IHE and Collegiality
A couple of recent articles in Inside Higher Ed illustrate the point. The first, by Mary McKinney, a clinical psychologist who advises academics, proposes 15 pro-collegiality"rules" an untenured person should follow. McKinney's piece, it should be noted, doesn't take a position one way or the other on whether collegiality should be used; rather, it's a"how-to guide" for untenured faculty working within an institution that uses the collegiality criterion, either formally or informally.
A lot of McKinney's rules (i.e.--don't whine, look for a mentor, be a good listener) are common sense. Others strike me as more off-putting:"the rules of collegiality are similar to the rules of dating";"sometimes, make your concrete, focused compliments in front of a third party (such as right before a faculty meeting begins)";"if there are 10 people at the meeting, make sure that you speak less than 10 percent of the time";"avoid campus when you’ve got to write and reserve tasks that require less focus for your office."
McKinney sounds like she's quite good at what she does, and I have no doubt that someone who followed all 15 of her rules would be likely to get tenure. That said, McKinney's rules also offer insight on why the use of collegiality is such a dangerous criterion.
First, several of her rules amount to advice to suck up to figures in power and show deference, whether appropriate or not, to those in authority. Obviously, no one, junior or senior, should go out of their way to attack people. But the principle of academic freedom depends on the argument that faculty self-governance is the best way for the academy to function. Will someone who has spent six or seven years of his or her life as an untenured professor following McKinney's collegiality rules suddenly be likely, upon receiving tenure, to function as an autonomous unit within a self-governing structure? Or is it more likely that this professor, having received tenure by engaging in self-censorship, deference, and not challenging those in power, will continue to do so upon receiving tenure?
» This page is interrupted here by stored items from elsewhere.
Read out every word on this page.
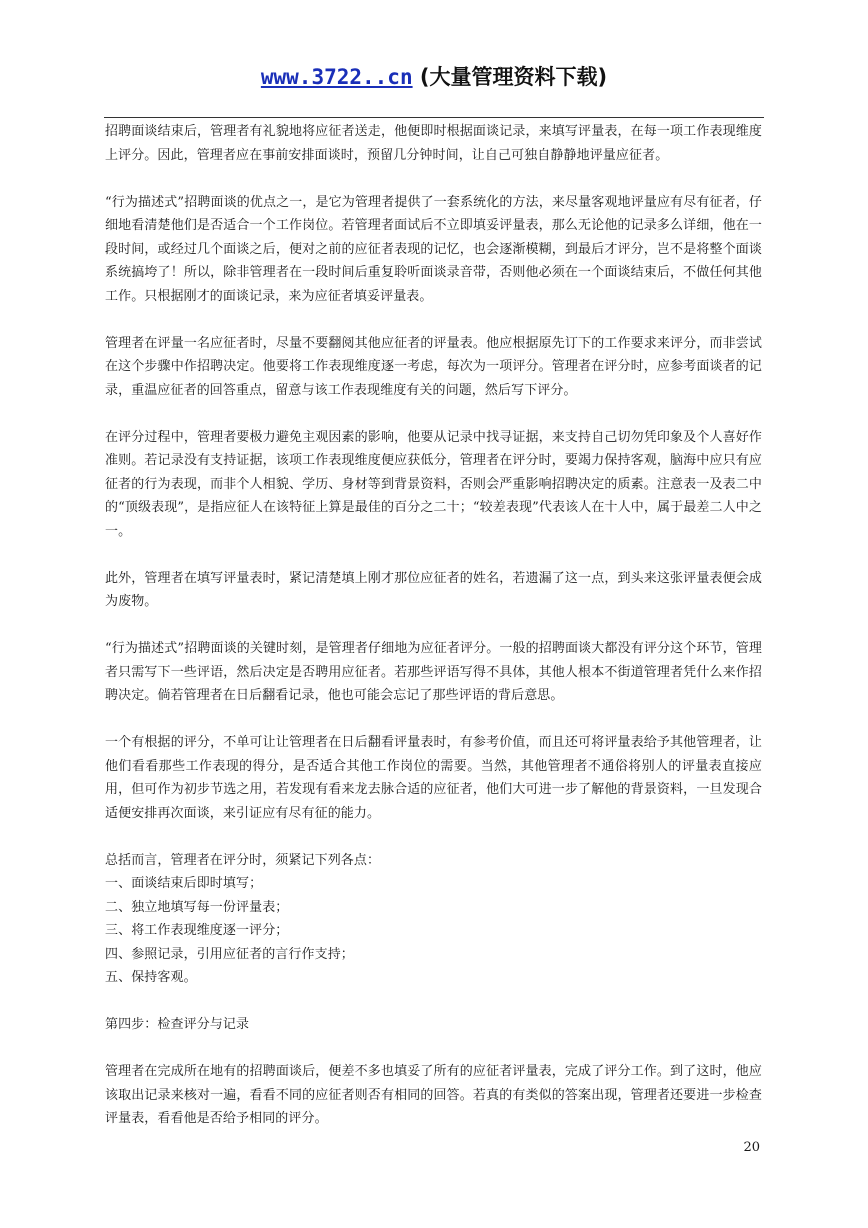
www.3722..cn (大量管理资料下载)

招聘面谈结束后，管理者有礼貌地将应征者送走，他便即时根据面谈记录，来填写评量表，在每一项工作表现维度上评分。因此，管理者应在事前安排面谈时，预留几分钟时间，让自己可独自静静地评量应征者。

“行为描述式”招聘面谈的优点之一，是它为管理者提供了一套系统化的方法，来尽量客观地评量应有尽有征者，仔细地看清楚他们是否适合一个工作岗位。若管理者面试后不立即填妥评量表，那么无论他的记录多么详细，他在一段时间，或经过几个面谈之后，便对之前的应征者表现的记忆，也会逐渐模糊，到最后才评分，岂不是将整个面谈系统搞垮了！所以，除非管理者在一段时间后重复聆听面谈录音带，否则他必须在一个面谈结束后，不做任何其他工作。只根据刚才的面谈记录，来为应征者填妥评量表。

管理者在评量一名应征者时，尽量不要翻阅其他应征者的评量表。他应根据原先订下的工作要求来评分，而非尝试在这个步骤中作招聘决定。他要将工作表现维度逐一考虑，每次为一项评分。管理者在评分时，应参考面谈者的记录，重温应征者的回答重点，留意与该工作表现维度有关的问题，然后写下评分。

在评分过程中，管理者要极力避免主观因素的影响，他要从记录中找寻证据，来支持自己切勿凭印象及个人喜好作准则。若记录没有支持证据，该项工作表现维度便应获低分，管理者在评分时，要竭力保持客观，脑海中应只有应征者的行为表现，而非个人相貌、学历、身材等到背景资料，否则会严重影响招聘决定的质素。注意表一及表二中的“顶级表现”，是指应征人在该特征上算是最佳的百分之二十；“较差表现”代表该人在十人中，属于最差二人中之一。

此外，管理者在填写评量表时，紧记清楚填上刚才那位应征者的姓名，若遗漏了这一点，到头来这张评量表便会成为废物。

“行为描述式”招聘面谈的关键时刻，是管理者仔细地为应征者评分。一般的招聘面谈大都没有评分这个环节，管理者只需写下一些评语，然后决定是否聘用应征者。若那些评语写得不具体，其他人根本不街道管理者凭什么来作招聘决定。倘若管理者在日后翻看记录，他也可能会忘记了那些评语的背后意思。

一个有根据的评分，不单可让让管理者在日后翻看评量表时，有参考价值，而且还可将评量表给予其他管理者，让他们看看那些工作表现的得分，是否适合其他工作岗位的需要。当然，其他管理者不通俗将别人的评量表直接应用，但可作为初步节选之用，若发现有看来龙去脉合适的应征者，他们大可进一步了解他的背景资料，一旦发现合适便安排再次面谈，来引证应有尽有征的能力。

总括而言，管理者在评分时，须紧记下列各点：

一、面谈结束后即时填写；

二、独立地填写每一份评量表；

三、将工作表现维度逐一评分；

四、参照记录，引用应征者的言行作支持；

五、保持客观。

第四步：检查评分与记录

管理者在完成所在地有的招聘面谈后，便差不多也填妥了所有的应征者评量表，完成了评分工作。到了这时，他应该取出记录来核对一遍，看看不同的应征者则否有相同的回答。若真的有类似的答案出现，管理者还要进一步检查评量表，看看他是否给予相同的评分。

20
Second, McKinney's rules illustrate the subtle but pervasive bias against research inherent in the use of collegiality as a criterion. She advises untenured professors not to come to the office to do writing or scholarly-based activities, since senior colleagues like to stop by and chat. But for many untenured faculty, especially those with families, the office is a refuge from distractions and a good place to write. Moreover, as she herself concedes, we all know of people who have followed the"pro-collegiality" path to compensate for mediocre or worse research records. That's not exactly something the academy as a whole should encourage.
A second recent story in IHE, on the personnel difficulties of William Bradford, offers further insight on the anti-research bias inherent in the" collegiality" criterion. Bradford is the IU law professor who received only a 10-5 vote for his third-year reappointment--a sign of long-term trouble--even though his performance was rated as"excellent" in teaching, scholarship, and service. His problem? Several senior members deemed him"uncollegial," on grounds that seem transparently political.
But Bradford seems to have done something else very uncollegial--he's outperformed some of his senior colleagues in publishing. One of Bradford's leading critics is a law professor named Mary Harter Mitchell, whose website discretely declines to provide a link to her publications. This 1978 graduate of Cornell Law School, who has been on the IU faculty since 1980, has published one book, Legal Reference for Older Hoosiers, put out by a press called"The Foundation" in 1982; a search of Lexis-Nexis reveals no law review articles published by Mitchell in the last decade. Bradford, on the other hand, has a forthcoming book, The Laws of Conflict in the Age of Armed Terror, and has published four book chapters and 20 law review articles in the last six years.
Is there any way to ensure that Prof. Mitchell's judgment of Prof. Bradford's"uncollegiality" doesn't consistitute anything but professional jealousy? And shouldn't that fact alone suggest that universities might want to dispense with the criterion?